Nuclear energy resurgence
Developing fuel slugs and test pins for TerraPower is in line with Y‑12's strategic goal to create specialty fuels involving enrichments greater than commercially available ones.
“Doing this work for TerraPower is a natural extension of performing our national security missions,” said Lloyd Jollay, who heads Y‑12's Nuclear Materials Applications group. “Because this is a commercial venture, new ways of looking at our business processes are necessary. We have done defense work for so many decades that people are excited to work on new challenges.”
“It's invigorating to be involved in the nuclear energy resurgence,” Robinson said. “I'm excited to be part of taking a game-changing design that uses all of our capabilities from the Cold War era and putting them into a technology that advances the future of nuclear power.”
Q&A with TerraPower CEO John Gilleland
How will the U.S. benefit from sending the fuel Y‑12 creates to Russia's BOR‑60 experimental reactor for testing?
JG: There is limited fast neutron irradiation capacity in the world. The BOR‑60 reactor is a reliable irradiation platform that is used by many international organizations. TerraPower will irradiate small fuel pins with materials and critical dimensions identical to those that will be used in the TWR. This will allow irradiation results to be obtained to support our design calculations and in advance of licensing the first TWR.
How do you get beyond the fear factor, especially after the Fukushima Daiichi nuclear power plant disaster in 2011, when it comes to the public's perception of nuclear energy?

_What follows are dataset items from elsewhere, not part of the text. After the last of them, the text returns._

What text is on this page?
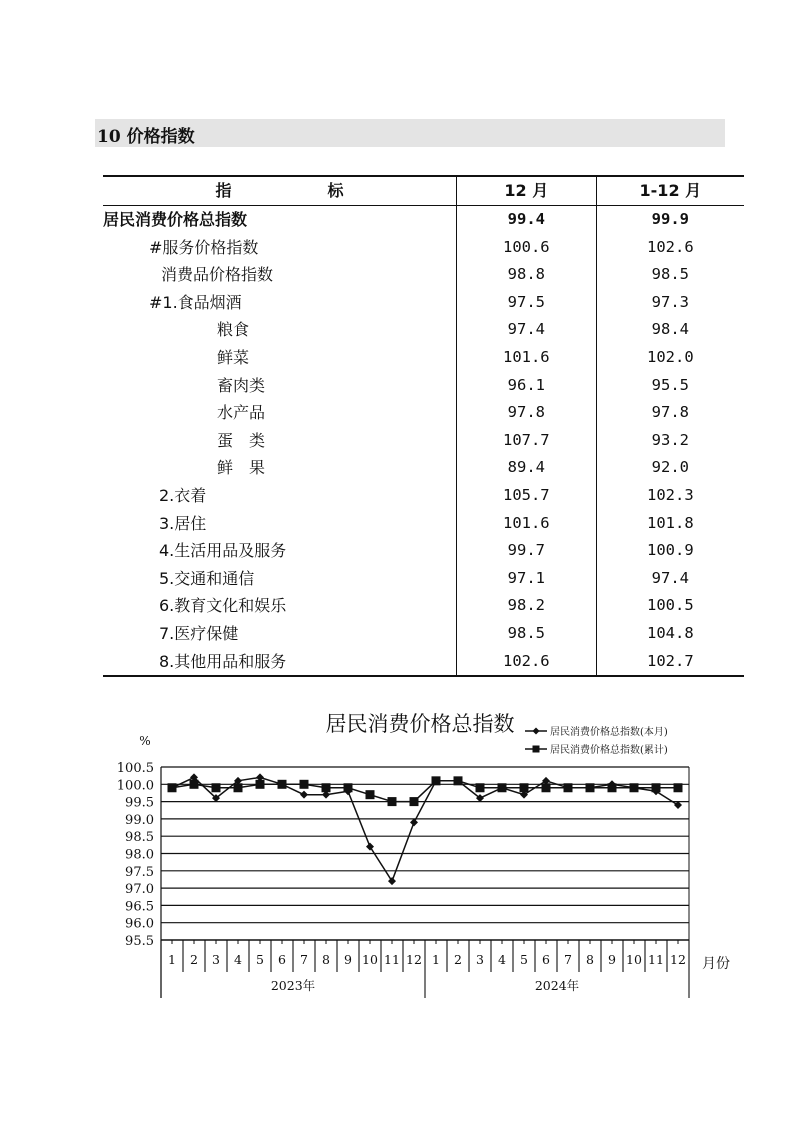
10 价格指数
指 标	12 月	1-12 月
居民消费价格总指数	99.4	99.9
#服务价格指数	100.6	102.6
消费品价格指数	98.8	98.5
#1.食品烟酒	97.5	97.3
粮食	97.4	98.4
鲜菜	101.6	102.0
畜肉类	96.1	95.5
水产品	97.8	97.8
蛋　类	107.7	93.2
鲜　果	89.4	92.0
2.衣着	105.7	102.3
3.居住	101.6	101.8
4.生活用品及服务	99.7	100.9
5.交通和通信	97.1	97.4
6.教育文化和娱乐	98.2	100.5
7.医疗保健	98.5	104.8
8.其他用品和服务	102.6	102.7
居民消费价格总指数
%
居民消费价格总指数(本月)
居民消费价格总指数(累计)
100.5
100.0
99.5
99.0
98.5
98.0
97.5
97.0
96.5
96.0
95.5
1 2 3 4 5 6 7 8 9 10 11 12 1 2 3 4 5 6 7 8 9 10 11 12
2023年	2024年
月份
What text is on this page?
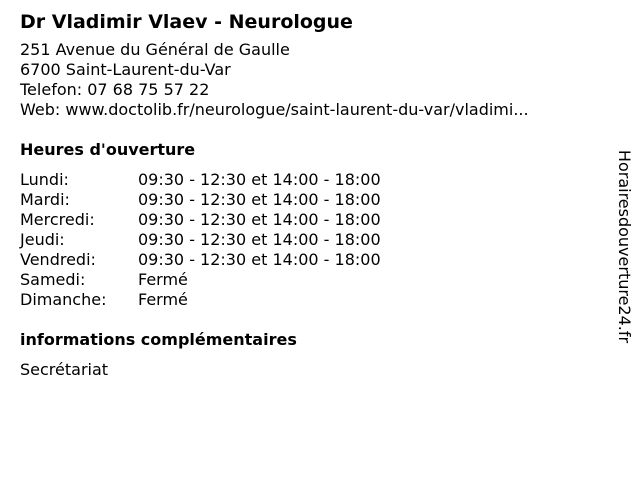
Dr Vladimir Vlaev - Neurologue
251 Avenue du Général de Gaulle
6700 Saint-Laurent-du-Var
Telefon: 07 68 75 57 22
Web: www.doctolib.fr/neurologue/saint-laurent-du-var/vladimi...
Heures d'ouverture
Lundi:	09:30 - 12:30 et 14:00 - 18:00
Mardi:	09:30 - 12:30 et 14:00 - 18:00
Mercredi:	09:30 - 12:30 et 14:00 - 18:00
Jeudi:	09:30 - 12:30 et 14:00 - 18:00
Vendredi:	09:30 - 12:30 et 14:00 - 18:00
Samedi:	Fermé
Dimanche:	Fermé
informations complémentaires
Secrétariat
Horairesdouverture24.fr
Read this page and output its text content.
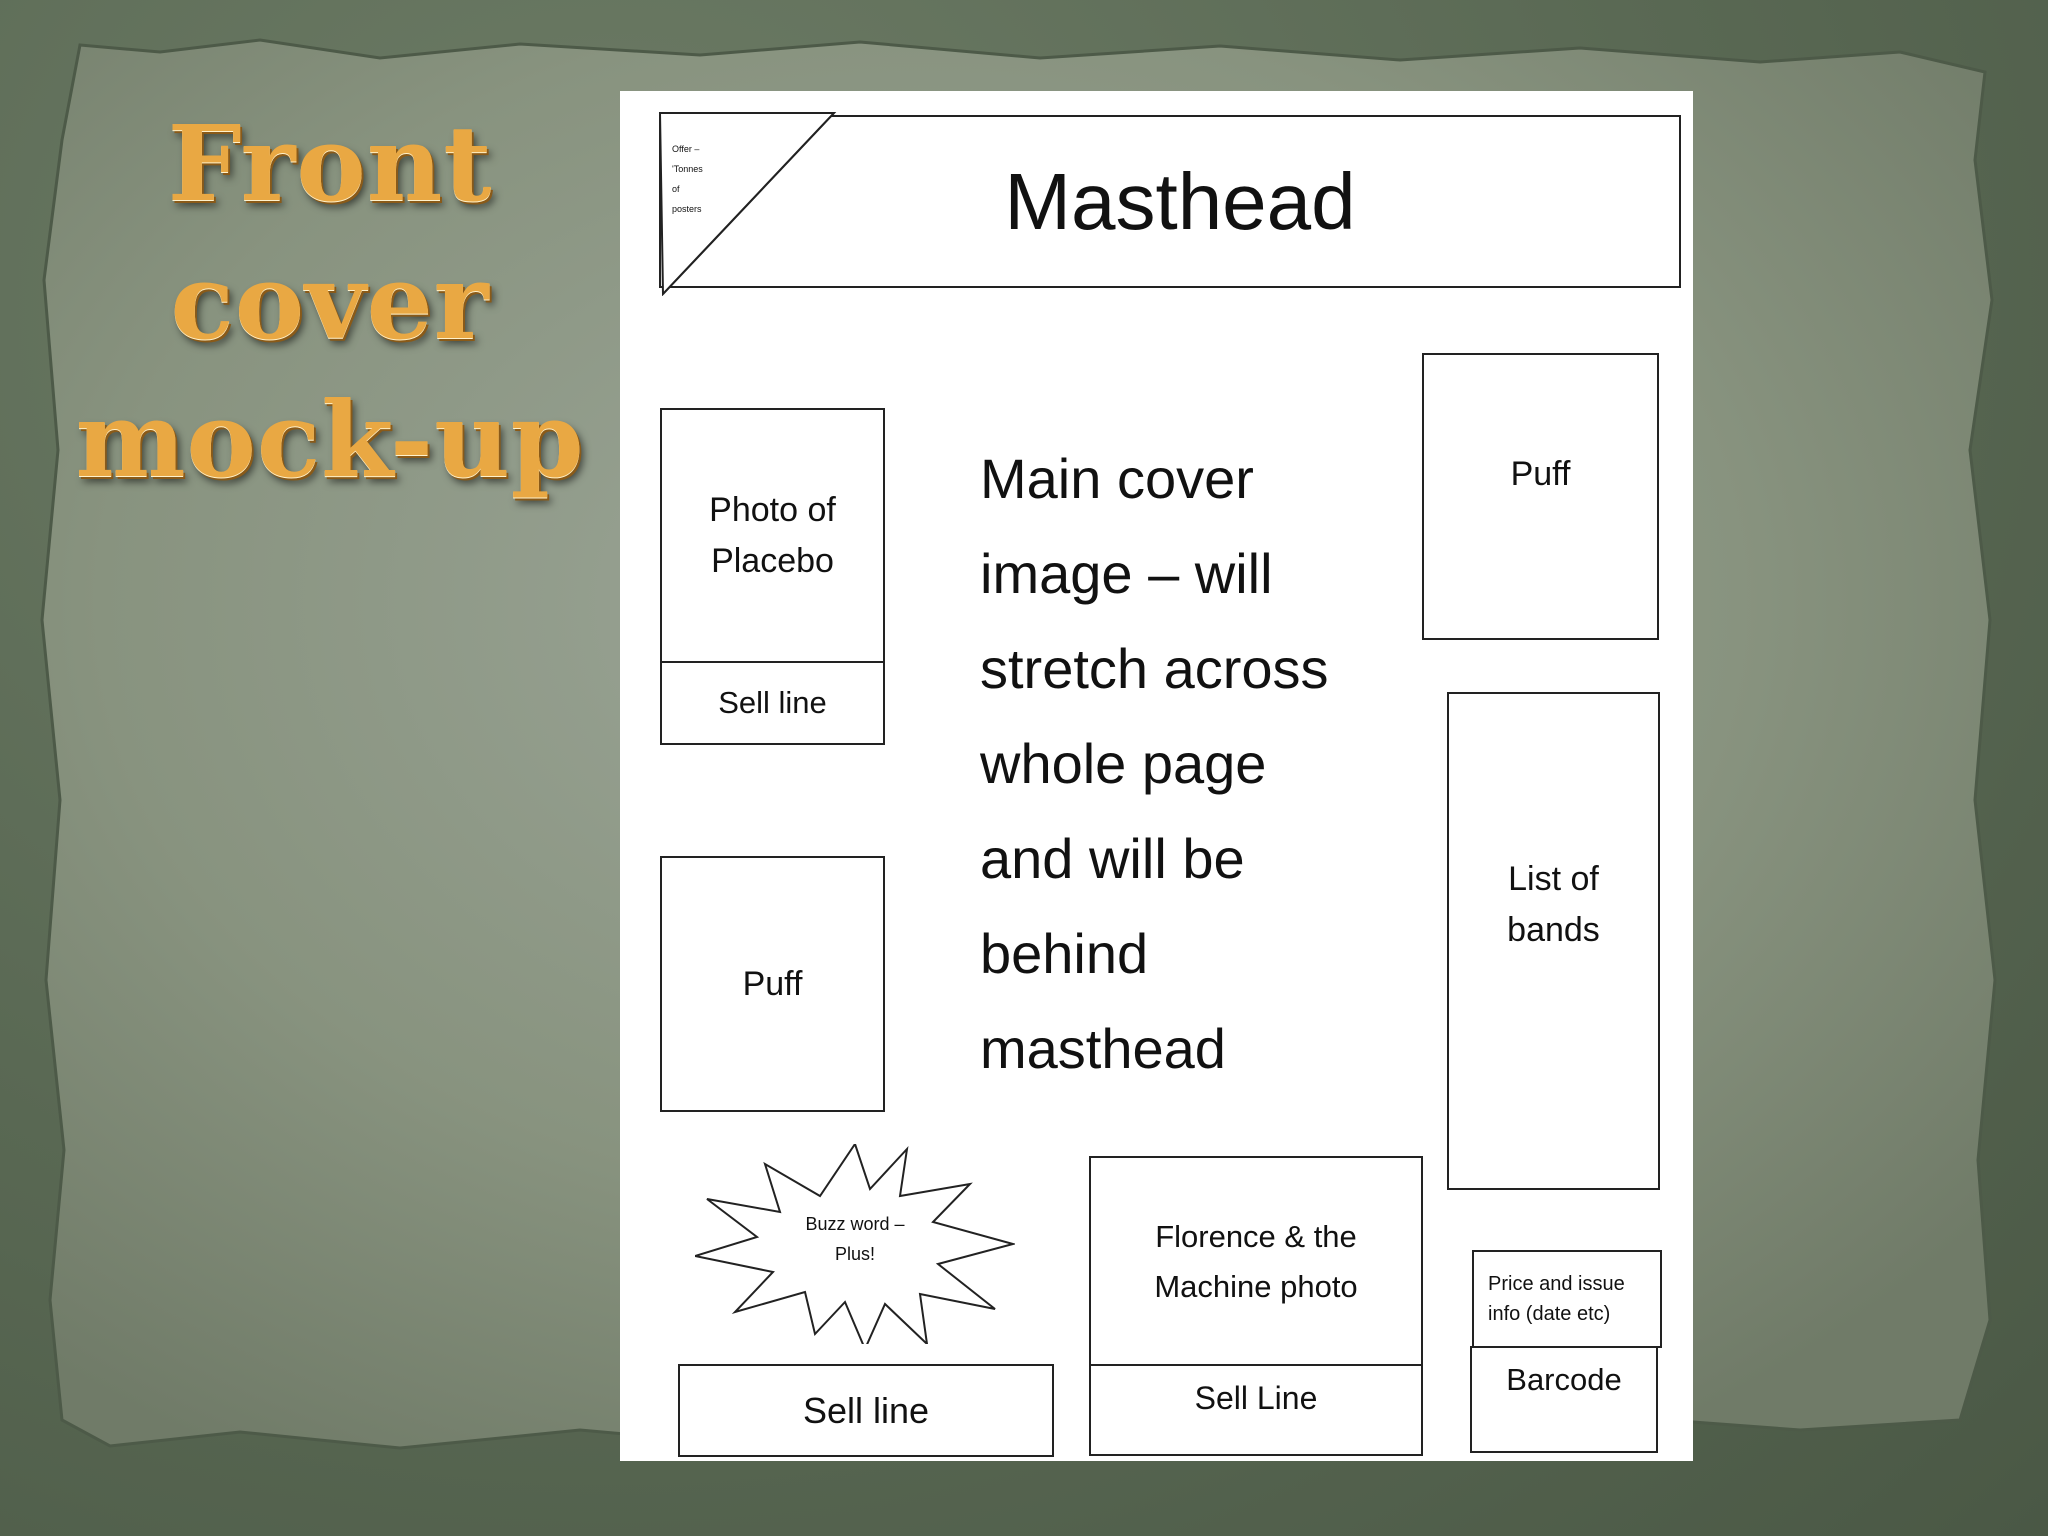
Front
cover
mock-up
Masthead
Offer –
'Tonnes
of
posters
Photo of
Placebo
Sell line
Puff
Main cover
image – will
stretch across
whole page
and will be
behind
masthead
Puff
List of
bands
Buzz word –
Plus!
Sell line
Florence & the
Machine photo
Sell Line
Price and issue
info (date etc)
Barcode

JG: The earthquake and tsunami tragedy in Japan that led to the Fukushima accident has become a hurdle that reactor designers must address, even though the conditions were clearly beyond the prescribed design basis. The TWR is a true Generation IV reactor with safety systems that exceed any reactor currently operating or under construction. TerraPower has reviewed the TWR design and made some modifications to ensure that the reactor would safely shut down and continue to passively cool during such a “beyond design basis accident.” The TerraPower TWR uses passive cooling and therefore remains safe in “station blackout conditions.” With that said, the nuclear industry worldwide has been impacted by the events at Fukushima. We continue to believe that nuclear power is essential to the global electrical power generation mix both for environmental and economic purposes.